Now I make no claims to be an economist, but it seems to me that if one is going to increase spending in enormous and fundamental ways, one must find the money somewhere. But there are to be no new taxes or tax increases. It says so in The Rose. Yet billions of euros have already been committed to extra spending.  

Puzzled? A little doubtful about these spending pledges or solmen oaths on taxation.  But worry not, for it must be so, for Pat Rabbitte is an honourable man; So are they all; honourable men.


1. joemomma - November 23, 2006

“Fair Deal communities” sounds a lot like RAPID. It doesn’t bode well for Labour if they’re just reheating old Fianna Fáil ideas.


2. WorldbyStorm - November 23, 2006

Worse again if they’re spending money they don’t or won’t have.


3. Lorenzo - November 23, 2006

You can have the same tax rates but still get tax rises by not indexing the tax bands. See FF/PD budgets 2002 and 2003 for reference.

Unless of course they are planning to provide the extra cash by making efficiency gains in the public sector… Why me laugh?

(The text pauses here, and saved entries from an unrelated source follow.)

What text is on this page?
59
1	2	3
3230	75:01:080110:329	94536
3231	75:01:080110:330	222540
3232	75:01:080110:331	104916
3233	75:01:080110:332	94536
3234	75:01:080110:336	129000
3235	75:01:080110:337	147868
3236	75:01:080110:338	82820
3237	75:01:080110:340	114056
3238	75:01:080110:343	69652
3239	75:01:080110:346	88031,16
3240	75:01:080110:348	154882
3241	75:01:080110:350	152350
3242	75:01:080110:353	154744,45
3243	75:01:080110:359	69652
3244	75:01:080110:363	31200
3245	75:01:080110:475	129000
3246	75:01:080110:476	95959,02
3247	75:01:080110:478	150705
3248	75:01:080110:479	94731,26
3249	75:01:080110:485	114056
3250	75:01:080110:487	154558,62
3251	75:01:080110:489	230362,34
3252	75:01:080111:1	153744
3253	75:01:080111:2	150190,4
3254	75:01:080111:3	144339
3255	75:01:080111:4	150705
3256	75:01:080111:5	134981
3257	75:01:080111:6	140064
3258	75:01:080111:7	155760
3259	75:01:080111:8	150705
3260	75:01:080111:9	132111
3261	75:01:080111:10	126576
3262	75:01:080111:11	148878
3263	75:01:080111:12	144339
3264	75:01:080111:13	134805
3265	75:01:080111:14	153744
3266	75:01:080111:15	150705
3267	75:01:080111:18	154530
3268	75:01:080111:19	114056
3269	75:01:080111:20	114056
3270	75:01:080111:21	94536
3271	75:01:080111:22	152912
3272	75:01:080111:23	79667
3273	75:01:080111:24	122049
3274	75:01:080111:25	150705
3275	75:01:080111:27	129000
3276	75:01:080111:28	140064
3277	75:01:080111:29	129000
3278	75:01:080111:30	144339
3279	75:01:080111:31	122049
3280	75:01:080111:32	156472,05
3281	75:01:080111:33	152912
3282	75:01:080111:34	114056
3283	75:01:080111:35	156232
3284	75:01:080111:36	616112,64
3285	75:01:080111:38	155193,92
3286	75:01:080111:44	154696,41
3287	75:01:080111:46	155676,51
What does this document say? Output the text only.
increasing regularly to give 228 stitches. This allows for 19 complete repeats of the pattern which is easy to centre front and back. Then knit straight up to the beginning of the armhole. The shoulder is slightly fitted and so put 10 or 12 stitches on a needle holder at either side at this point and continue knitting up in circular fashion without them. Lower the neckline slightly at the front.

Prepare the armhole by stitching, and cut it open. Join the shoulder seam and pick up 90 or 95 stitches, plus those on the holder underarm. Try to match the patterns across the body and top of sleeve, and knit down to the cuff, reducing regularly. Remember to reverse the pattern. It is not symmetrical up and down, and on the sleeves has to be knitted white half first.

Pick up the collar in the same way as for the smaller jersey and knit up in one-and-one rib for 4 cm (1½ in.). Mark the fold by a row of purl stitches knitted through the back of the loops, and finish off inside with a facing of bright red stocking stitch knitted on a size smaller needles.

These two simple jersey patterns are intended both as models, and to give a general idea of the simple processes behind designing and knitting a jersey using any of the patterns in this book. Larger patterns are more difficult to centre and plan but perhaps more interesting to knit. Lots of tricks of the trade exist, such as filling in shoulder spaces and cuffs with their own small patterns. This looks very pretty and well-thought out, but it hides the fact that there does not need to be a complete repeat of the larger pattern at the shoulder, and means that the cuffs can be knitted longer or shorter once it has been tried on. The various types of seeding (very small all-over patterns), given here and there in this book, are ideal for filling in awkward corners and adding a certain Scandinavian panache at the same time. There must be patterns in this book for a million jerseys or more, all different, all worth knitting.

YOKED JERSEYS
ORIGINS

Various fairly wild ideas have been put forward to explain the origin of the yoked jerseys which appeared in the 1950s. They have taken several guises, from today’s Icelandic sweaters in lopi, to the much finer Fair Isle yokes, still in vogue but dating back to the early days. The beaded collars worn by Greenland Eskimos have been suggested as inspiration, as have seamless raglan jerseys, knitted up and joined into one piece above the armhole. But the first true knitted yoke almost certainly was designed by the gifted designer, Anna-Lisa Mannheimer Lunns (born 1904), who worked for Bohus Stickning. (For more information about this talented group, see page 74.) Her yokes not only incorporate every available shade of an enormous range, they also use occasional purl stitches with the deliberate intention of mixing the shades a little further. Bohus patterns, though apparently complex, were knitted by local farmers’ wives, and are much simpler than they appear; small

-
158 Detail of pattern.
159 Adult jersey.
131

4. Michael Taft - November 23, 2006

One does not have to be an economist to be sceptical about substantially increasing expenditure while maintaining a ‘stay-down’ tax policy. The last time Labour dealt with this issue was back in November 2000 with its ‘New Directions, New Priorities’ document on fiscal policy. In it they proposed higher tax revenue while skirting the issue of where that revenue would come from. A bit tepid but at least more honest. Unfortunately, Labour and some sections of the Left have become completely risk-averse on the issue of tax. Until it addresses this head on, its hard to see how it will come to lead the debate.


5. Fat Dave - November 24, 2006

A government can, and this current bunch do, pursue a policy of breakneck growth to allow it to continue to increase spending without increasing tax rates. Of course this approach will create bottlenecks where infrastructure is relatively fixed, and this is quite visible in Ireland’s case in our roads, public transport network and primary education system, which should slow that growth over time. The problem will only become apparent when growth, and by extension taxation revenue, slows. When the property market normalises and the economy creates about 30k jobs a year the government will find itself commitments it cant shake (too many public sector staff with jobs for life) and too little revenue to pay for them. It might not be Armageddon but it really is not going to be pretty. It is at this point that taxes will rise. Labour promises are simply premised on the growth experienced in the last few years continuing, and if they get elected to power they’d better hope it does!